Adcetris (Brentuximab Vedotin) is a CD30-directed antibody-drug conjugate indicated for the treatment of patients with Hodgkin’s lymphoma after the failure of an autologous stem cell transplant and systemic anaplastic large cell lymphoma.

In another advisory, the DCGI referred to the safety alert issued by the WHO for falsified product Defitelio (Defibrotide) 80 mg/ml concentrate for solution for infusion, manufactured by Gentium Srl.

“This falsified product has been detected in India (April 2023) and Turkiye (July 2023), and was supplied outside of regulated and authorised channels,” the WHO said. It said the genuine manufacturer of Defitelio has confirmed that the product referenced in the alert is falsified.

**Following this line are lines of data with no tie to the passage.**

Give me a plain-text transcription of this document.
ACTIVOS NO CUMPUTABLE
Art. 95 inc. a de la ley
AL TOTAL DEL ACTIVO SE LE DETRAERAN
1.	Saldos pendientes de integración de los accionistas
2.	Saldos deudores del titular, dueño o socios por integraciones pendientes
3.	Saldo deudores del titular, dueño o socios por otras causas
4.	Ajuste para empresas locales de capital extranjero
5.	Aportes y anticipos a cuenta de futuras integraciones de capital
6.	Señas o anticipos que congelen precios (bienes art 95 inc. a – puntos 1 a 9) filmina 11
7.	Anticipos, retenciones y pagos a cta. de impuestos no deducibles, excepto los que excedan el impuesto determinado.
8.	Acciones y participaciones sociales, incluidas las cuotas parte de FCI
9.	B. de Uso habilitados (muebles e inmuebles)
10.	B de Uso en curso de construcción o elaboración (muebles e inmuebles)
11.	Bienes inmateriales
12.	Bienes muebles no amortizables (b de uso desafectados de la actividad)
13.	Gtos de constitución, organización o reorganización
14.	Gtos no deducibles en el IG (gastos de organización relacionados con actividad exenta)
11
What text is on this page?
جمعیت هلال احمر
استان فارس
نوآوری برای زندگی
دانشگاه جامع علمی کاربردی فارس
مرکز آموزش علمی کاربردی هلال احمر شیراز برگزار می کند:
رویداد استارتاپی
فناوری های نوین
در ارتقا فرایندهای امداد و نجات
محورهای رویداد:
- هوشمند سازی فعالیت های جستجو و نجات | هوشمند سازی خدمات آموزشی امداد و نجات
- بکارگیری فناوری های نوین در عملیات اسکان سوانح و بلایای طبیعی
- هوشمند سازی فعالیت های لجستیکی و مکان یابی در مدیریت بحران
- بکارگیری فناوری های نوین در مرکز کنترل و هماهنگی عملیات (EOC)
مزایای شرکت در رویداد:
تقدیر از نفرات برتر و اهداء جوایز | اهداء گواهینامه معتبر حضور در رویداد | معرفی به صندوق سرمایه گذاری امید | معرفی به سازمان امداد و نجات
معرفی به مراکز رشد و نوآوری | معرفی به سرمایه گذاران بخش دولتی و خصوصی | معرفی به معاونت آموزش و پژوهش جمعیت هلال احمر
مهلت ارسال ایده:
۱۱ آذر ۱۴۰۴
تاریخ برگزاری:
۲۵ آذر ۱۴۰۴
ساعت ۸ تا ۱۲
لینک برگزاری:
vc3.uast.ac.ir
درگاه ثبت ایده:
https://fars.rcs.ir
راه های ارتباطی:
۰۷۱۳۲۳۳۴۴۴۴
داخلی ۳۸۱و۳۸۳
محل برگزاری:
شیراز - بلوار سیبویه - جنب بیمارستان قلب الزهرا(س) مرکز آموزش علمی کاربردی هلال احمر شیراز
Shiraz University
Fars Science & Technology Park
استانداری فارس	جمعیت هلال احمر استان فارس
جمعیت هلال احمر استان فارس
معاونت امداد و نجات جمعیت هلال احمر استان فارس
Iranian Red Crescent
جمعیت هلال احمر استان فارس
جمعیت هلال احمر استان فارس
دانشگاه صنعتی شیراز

“The use of falsified Defitelio will result in the ineffective treatment of patients and may pose other serious risks to health because of its intravenous administration and could be life-threatening in some circumstances,” the health body of the United Nations (UN) said.

Following the safety alerts for both the products, the DCGI has advised doctors and healthcare professionals to carefully prescribe drugs and educate their patients for reporting any adverse drug reactions (ADRs).

The DCGI has also asked the state and regional regulatory offices to instruct their officers to keep a strict vigil on the movement, sale, distribution and stock of the mentioned drug products in the market.